Saturday morning’s rain dampened bouquets of flowers and balloons but not families’ excitement at Central Connecticut State University’s commencement.
The university conferred degrees on more than 2,800 students Saturday, cheered by thousands inside Hartford’s XL Center at two separate ceremonies: in the morning, CCSU’s liberal arts and social sciences and engineering, science and technology colleges; in the afternoon, business and education and professional studies schools.
About 95 percent of this year’s graduates hailed from Connecticut, though they also represent 31 states and 23 countries, said Provost David Dauwalder.
It was the first CCSU commencement for Dauwalder, who became the university’s vice president of academic affairs in March.
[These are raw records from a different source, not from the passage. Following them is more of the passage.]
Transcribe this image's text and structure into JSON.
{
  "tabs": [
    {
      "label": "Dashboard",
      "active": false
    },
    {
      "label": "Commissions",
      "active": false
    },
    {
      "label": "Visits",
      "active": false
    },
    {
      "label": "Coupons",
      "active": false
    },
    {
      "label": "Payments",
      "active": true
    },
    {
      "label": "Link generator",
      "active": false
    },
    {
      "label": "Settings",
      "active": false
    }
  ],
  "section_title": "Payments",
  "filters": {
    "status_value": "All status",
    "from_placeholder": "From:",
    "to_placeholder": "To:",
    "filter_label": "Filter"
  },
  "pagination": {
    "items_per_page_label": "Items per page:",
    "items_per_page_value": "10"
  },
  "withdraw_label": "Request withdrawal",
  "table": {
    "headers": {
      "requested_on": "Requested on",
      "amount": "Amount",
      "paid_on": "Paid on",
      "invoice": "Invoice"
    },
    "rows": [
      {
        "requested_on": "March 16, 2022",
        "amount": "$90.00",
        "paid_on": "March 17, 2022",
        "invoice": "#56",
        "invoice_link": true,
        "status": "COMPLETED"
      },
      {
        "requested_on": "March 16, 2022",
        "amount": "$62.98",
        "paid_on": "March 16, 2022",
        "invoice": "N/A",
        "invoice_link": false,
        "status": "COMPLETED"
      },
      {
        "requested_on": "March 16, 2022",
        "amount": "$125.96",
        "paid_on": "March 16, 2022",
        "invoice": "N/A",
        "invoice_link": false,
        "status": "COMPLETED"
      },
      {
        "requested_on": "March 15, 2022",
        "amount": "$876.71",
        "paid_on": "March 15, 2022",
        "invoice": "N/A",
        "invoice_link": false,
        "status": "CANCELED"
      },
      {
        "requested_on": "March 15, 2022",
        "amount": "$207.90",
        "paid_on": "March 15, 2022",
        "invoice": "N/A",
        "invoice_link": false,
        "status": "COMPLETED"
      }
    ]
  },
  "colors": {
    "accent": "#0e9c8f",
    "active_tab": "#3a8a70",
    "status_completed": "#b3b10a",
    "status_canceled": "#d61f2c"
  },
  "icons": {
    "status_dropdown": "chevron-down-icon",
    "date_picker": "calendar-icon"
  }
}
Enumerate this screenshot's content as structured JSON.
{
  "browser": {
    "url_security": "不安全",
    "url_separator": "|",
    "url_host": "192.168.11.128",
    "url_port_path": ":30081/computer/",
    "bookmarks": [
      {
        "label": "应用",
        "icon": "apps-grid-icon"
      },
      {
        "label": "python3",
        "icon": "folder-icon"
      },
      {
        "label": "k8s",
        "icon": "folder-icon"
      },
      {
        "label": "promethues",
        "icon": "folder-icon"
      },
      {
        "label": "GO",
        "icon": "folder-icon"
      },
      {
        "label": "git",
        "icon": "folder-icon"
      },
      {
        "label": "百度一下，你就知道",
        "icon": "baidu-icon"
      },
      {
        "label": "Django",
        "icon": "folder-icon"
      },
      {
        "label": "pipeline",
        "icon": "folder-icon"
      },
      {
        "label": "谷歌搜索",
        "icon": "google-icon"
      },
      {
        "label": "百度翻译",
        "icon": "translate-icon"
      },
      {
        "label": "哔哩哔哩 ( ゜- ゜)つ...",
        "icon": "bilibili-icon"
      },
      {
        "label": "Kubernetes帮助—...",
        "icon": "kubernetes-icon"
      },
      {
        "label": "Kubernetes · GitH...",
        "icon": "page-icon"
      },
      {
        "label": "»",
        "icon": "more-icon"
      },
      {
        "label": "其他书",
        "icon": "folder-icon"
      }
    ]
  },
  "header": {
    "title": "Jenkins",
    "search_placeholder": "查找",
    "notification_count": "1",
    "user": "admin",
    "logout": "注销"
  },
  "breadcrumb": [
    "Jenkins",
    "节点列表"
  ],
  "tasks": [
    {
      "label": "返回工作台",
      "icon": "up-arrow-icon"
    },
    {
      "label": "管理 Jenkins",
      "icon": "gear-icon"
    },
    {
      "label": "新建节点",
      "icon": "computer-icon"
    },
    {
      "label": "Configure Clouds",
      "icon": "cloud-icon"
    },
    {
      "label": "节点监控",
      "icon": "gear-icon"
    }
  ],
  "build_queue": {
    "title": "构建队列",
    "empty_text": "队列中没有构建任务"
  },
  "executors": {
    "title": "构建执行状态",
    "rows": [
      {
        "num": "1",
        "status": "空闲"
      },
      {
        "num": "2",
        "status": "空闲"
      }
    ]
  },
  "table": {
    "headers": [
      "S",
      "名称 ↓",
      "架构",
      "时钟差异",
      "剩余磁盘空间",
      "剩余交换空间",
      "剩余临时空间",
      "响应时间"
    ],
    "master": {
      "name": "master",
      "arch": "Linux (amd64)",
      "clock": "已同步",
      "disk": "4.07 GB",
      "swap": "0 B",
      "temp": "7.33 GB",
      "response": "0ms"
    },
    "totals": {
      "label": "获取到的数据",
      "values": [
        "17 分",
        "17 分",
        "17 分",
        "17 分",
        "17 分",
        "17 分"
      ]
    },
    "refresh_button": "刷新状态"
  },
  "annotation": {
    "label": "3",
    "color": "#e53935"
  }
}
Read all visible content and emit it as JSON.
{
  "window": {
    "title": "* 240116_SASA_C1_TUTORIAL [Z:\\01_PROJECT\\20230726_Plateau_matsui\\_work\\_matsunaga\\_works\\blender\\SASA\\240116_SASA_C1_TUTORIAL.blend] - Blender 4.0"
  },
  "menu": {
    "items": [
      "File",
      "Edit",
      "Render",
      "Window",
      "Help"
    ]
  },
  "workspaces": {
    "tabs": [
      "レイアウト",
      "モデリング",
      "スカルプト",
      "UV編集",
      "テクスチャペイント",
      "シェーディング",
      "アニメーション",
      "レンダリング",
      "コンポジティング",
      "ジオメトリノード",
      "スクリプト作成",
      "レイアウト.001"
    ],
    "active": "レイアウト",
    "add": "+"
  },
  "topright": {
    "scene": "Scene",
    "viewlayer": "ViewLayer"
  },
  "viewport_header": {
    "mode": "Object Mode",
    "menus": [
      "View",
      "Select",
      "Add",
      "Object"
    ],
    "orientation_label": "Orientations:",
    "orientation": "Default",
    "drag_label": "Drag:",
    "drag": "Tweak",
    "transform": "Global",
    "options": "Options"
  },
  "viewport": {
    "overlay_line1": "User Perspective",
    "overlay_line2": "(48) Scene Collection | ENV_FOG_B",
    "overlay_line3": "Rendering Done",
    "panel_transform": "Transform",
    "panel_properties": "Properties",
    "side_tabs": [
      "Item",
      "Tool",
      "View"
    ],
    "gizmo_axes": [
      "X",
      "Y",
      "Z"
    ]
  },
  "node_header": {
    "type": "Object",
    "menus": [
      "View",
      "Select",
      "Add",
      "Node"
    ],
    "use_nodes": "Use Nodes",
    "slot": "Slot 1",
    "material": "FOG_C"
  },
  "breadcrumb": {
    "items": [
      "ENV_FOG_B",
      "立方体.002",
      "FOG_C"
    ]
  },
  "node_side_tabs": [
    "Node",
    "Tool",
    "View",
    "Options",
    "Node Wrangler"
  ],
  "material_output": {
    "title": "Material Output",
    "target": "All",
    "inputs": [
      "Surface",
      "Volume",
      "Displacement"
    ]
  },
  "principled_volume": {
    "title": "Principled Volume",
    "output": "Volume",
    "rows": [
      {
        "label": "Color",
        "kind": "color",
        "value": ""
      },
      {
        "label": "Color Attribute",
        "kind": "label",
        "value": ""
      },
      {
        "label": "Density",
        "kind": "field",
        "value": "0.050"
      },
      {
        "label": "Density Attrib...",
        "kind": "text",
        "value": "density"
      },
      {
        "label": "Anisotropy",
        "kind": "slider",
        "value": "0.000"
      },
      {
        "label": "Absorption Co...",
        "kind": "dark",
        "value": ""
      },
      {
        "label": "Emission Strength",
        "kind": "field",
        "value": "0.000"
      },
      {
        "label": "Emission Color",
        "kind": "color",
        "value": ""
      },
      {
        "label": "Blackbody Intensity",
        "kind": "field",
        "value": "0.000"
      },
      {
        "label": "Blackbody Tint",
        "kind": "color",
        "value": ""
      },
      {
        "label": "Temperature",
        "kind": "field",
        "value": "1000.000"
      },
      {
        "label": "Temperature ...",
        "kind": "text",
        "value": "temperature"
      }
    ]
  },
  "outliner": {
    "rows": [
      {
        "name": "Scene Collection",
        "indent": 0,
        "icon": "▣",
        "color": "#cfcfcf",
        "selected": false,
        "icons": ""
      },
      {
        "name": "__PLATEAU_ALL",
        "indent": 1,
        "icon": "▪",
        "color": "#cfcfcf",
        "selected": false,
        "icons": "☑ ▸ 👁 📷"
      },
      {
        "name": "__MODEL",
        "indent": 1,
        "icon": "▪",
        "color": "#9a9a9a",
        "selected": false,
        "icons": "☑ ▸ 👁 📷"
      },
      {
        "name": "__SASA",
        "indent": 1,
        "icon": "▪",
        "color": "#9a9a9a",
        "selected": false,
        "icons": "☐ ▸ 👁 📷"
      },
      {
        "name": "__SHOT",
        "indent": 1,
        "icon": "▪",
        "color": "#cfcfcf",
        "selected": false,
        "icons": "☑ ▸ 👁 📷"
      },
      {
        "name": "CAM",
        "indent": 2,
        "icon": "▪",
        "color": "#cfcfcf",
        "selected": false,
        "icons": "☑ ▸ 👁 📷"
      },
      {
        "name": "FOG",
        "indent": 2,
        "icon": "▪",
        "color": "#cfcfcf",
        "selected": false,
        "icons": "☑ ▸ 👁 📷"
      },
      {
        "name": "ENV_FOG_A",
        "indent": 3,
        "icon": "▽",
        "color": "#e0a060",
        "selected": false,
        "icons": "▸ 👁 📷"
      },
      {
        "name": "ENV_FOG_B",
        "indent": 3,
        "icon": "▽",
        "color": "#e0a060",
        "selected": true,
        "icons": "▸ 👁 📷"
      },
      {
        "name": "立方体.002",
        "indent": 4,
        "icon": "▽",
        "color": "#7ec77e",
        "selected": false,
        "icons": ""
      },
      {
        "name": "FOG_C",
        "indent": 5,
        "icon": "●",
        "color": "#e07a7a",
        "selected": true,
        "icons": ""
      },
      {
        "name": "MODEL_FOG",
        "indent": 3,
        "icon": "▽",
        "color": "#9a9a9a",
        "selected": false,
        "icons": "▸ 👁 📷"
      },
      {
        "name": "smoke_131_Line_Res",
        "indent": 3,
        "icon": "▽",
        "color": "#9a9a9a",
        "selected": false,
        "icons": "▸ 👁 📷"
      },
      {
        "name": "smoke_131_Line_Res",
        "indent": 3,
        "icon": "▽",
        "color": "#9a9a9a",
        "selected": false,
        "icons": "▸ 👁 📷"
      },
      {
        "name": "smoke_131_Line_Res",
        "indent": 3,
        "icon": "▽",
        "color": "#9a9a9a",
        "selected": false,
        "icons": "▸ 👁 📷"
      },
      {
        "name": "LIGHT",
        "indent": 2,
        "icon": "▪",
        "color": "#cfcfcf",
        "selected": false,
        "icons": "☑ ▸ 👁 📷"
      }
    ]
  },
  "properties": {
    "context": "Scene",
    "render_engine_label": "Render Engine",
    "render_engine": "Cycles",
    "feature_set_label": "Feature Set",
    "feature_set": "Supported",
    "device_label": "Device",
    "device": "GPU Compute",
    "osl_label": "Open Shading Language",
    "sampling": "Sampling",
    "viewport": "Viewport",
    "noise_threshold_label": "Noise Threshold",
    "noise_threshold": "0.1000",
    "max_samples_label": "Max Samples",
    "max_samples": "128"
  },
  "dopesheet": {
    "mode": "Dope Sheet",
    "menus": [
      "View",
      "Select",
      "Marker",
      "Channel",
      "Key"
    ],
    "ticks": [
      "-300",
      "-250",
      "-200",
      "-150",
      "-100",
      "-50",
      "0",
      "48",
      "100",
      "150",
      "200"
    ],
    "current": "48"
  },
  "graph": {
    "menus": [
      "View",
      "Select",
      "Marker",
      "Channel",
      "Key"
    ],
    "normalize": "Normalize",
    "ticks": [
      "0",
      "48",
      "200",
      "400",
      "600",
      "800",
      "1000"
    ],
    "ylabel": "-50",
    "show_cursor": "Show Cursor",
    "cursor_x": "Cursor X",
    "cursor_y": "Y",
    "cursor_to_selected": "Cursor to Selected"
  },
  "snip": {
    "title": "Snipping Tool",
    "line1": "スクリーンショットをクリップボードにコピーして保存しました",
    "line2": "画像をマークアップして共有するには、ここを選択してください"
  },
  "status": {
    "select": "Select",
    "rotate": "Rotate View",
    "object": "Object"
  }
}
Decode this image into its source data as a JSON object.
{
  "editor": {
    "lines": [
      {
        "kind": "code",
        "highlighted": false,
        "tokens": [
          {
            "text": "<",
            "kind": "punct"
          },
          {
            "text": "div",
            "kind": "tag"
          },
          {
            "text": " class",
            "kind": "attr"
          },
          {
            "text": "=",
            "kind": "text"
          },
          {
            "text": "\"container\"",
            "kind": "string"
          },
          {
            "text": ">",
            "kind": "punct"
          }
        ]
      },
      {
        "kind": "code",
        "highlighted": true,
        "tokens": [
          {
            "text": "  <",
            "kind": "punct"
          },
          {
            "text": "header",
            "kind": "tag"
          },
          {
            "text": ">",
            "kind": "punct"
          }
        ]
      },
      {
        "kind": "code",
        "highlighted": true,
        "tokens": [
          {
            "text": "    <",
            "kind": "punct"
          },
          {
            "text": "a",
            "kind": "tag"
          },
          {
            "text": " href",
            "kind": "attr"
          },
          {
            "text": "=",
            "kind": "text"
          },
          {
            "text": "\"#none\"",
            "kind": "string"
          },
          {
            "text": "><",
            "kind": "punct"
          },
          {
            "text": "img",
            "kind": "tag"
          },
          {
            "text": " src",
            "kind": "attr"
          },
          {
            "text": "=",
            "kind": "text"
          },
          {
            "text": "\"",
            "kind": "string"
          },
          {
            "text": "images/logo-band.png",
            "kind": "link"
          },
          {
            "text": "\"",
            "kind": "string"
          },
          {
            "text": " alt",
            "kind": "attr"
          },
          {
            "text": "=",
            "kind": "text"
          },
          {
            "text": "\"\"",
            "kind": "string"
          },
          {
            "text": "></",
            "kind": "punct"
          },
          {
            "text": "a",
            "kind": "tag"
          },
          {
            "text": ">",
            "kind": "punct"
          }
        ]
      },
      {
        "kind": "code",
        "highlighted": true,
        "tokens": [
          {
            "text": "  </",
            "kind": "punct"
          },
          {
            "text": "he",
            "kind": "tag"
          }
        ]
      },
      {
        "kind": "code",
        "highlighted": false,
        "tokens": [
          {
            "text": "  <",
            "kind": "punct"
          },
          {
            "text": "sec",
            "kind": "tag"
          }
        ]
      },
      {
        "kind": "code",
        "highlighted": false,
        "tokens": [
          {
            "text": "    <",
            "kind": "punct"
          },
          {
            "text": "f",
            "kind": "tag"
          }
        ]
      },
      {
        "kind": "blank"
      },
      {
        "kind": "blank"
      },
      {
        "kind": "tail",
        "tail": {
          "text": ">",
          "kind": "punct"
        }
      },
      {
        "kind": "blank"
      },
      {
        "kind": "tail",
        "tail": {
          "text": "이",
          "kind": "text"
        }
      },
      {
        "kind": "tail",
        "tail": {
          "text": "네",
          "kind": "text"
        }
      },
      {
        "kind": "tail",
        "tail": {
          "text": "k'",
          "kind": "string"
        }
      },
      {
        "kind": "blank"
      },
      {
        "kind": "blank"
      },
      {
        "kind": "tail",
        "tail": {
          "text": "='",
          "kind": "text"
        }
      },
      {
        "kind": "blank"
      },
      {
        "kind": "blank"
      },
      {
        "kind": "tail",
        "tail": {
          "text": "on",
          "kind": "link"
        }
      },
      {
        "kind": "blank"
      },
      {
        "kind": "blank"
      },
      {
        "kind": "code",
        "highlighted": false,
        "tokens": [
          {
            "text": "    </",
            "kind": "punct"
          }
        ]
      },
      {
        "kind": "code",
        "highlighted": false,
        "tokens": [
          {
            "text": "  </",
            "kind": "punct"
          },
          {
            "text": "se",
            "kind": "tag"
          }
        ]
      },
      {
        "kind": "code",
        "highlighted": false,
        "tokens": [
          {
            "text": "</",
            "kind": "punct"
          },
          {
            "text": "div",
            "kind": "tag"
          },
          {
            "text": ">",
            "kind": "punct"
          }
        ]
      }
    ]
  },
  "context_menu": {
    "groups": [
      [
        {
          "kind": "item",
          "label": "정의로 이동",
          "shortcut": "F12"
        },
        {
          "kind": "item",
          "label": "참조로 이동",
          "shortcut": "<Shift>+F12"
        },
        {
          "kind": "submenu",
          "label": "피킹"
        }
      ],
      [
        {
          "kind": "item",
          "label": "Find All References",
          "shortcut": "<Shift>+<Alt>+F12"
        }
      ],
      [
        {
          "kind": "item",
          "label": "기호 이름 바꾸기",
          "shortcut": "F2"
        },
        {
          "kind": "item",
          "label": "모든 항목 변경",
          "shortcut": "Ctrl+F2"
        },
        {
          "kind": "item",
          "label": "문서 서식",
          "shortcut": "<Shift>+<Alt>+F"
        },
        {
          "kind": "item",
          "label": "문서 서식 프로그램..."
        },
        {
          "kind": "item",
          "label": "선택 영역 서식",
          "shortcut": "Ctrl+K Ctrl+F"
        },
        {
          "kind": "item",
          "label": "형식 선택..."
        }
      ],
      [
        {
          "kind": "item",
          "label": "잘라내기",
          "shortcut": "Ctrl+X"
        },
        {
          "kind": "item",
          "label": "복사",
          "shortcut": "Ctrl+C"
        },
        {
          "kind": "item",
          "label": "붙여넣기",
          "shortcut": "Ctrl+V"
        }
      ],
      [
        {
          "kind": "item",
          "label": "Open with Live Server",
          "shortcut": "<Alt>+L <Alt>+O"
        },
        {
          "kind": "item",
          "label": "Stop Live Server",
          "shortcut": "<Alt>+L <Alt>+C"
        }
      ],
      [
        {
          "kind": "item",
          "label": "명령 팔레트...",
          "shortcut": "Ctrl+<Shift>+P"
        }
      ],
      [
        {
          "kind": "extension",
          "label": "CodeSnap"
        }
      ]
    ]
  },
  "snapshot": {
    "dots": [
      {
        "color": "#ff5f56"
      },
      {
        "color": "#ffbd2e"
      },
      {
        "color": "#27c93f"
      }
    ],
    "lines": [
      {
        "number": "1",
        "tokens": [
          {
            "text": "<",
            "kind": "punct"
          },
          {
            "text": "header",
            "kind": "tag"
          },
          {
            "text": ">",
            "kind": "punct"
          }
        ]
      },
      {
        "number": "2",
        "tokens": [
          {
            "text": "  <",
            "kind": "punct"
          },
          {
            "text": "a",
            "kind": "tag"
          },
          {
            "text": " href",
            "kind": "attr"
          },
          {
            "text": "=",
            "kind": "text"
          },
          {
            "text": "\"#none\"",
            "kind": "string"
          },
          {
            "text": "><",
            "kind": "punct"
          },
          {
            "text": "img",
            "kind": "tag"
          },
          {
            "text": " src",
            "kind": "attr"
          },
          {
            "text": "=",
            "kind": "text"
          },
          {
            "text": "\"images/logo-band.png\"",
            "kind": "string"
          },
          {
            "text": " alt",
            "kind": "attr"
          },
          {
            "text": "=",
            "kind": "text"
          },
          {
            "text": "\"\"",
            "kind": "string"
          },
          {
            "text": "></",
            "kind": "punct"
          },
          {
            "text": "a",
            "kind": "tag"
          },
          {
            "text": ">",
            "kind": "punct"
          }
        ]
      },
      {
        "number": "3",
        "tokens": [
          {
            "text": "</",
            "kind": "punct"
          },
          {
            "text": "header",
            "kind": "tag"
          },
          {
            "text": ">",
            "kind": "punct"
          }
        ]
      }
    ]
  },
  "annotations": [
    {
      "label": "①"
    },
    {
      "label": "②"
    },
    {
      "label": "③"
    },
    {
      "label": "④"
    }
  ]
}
He asked the graduates to take a moment, as they look to their futures, to think about all those who came before them at CCSU.
The university’s 169-year history is the longest in the state for a public institution of higher education.
TIAA-CREF senior vice president Sue Ann Collins, who graduated from CCSU’s mathematics program summa cum laude in 1975, gave the commencement address.
Mark Ojakian, president of the Connecticut State Colleges and Universities system, also congratulated the students. He told them to be true to themselves as they go through life’s obstacles and varied paths.
“It’s about how you define your life and your own success and your own journey,” he said.
For many graduates, those journeys were written on their caps in glitter and felt, construction paper and duct tape.
Jimnalyn Ann Santiago of Plainville added lights to her cap, the tiny bulbs glowing green and blue in a bed of white silk flowers. In the middle of the display, she wrote, “My goal is God himself,” — the name of a song she performed as club president of Christian Students at Central.
It was a reminder Santiago wanted with her as she received her degree in psychology and minor in molecular science, which she hopes to follow with a master’s in nursing.
“What you believe in is the most important thing to hold onto,” she said. “It’s something like an anchor even when life changes.”
Next to her, communications major Ray Lewis, also of Plainville, said that recently he’s been thinking of college as a speeding train, whisking him from one station to the next.
Graduation, he said, feels like the final stop before he boards a new train with a new destination.
Lewis, who has a minor in theater performance, carried a large plastic mallet with the CCSU logo on its head. Someone gave it to him as a gift a while back; now it’s a memento of his time as a Blue Devil.
“How could I not bring it?” Lewis said.
Nearby, mechanical engineering graduates Parker Preston, Tristan Stone, Dylan Scaife and Kyle Johnson walked the floor with something new on each of their caps — graduate-themed rubber ducks.
The little toys became a sort of mascot for the group when they picked some up during a trip for a group project, NASA’s Human Exploration Rover Challenge. Scaife also covered his cap in carbon fiber, one of the materials from the challenge.
“All your ducks are in a row,” joked Neil Gagne of Cheshire, a computer engineering graduate sitting next to the group — though Scaife and Johnson said they’re still job hunting.
For civil engineer Lilia Miller, that step is done.
She interned with NASA as a student and now has a job with the agency. On her cap, she wrote a quote by country singer Paul Brandt, “Don’t tell me the sky is the limit when there’s footprints on the moon.”
Miller’s grandfather, Len, was a mathematician at NASA when Apollo 11 landed Neil Armstrong and Buzz Aldrin on the moon in 1969. As a child, Miller says she got to read a letter Armstrong wrote thanking her grandfather for getting him to the moon.
Now, she hopes to continue her family legacy and help get humans to Mars.
“I’m so excited,” she said as she waited to walk the floor. “It’s been a long time coming.”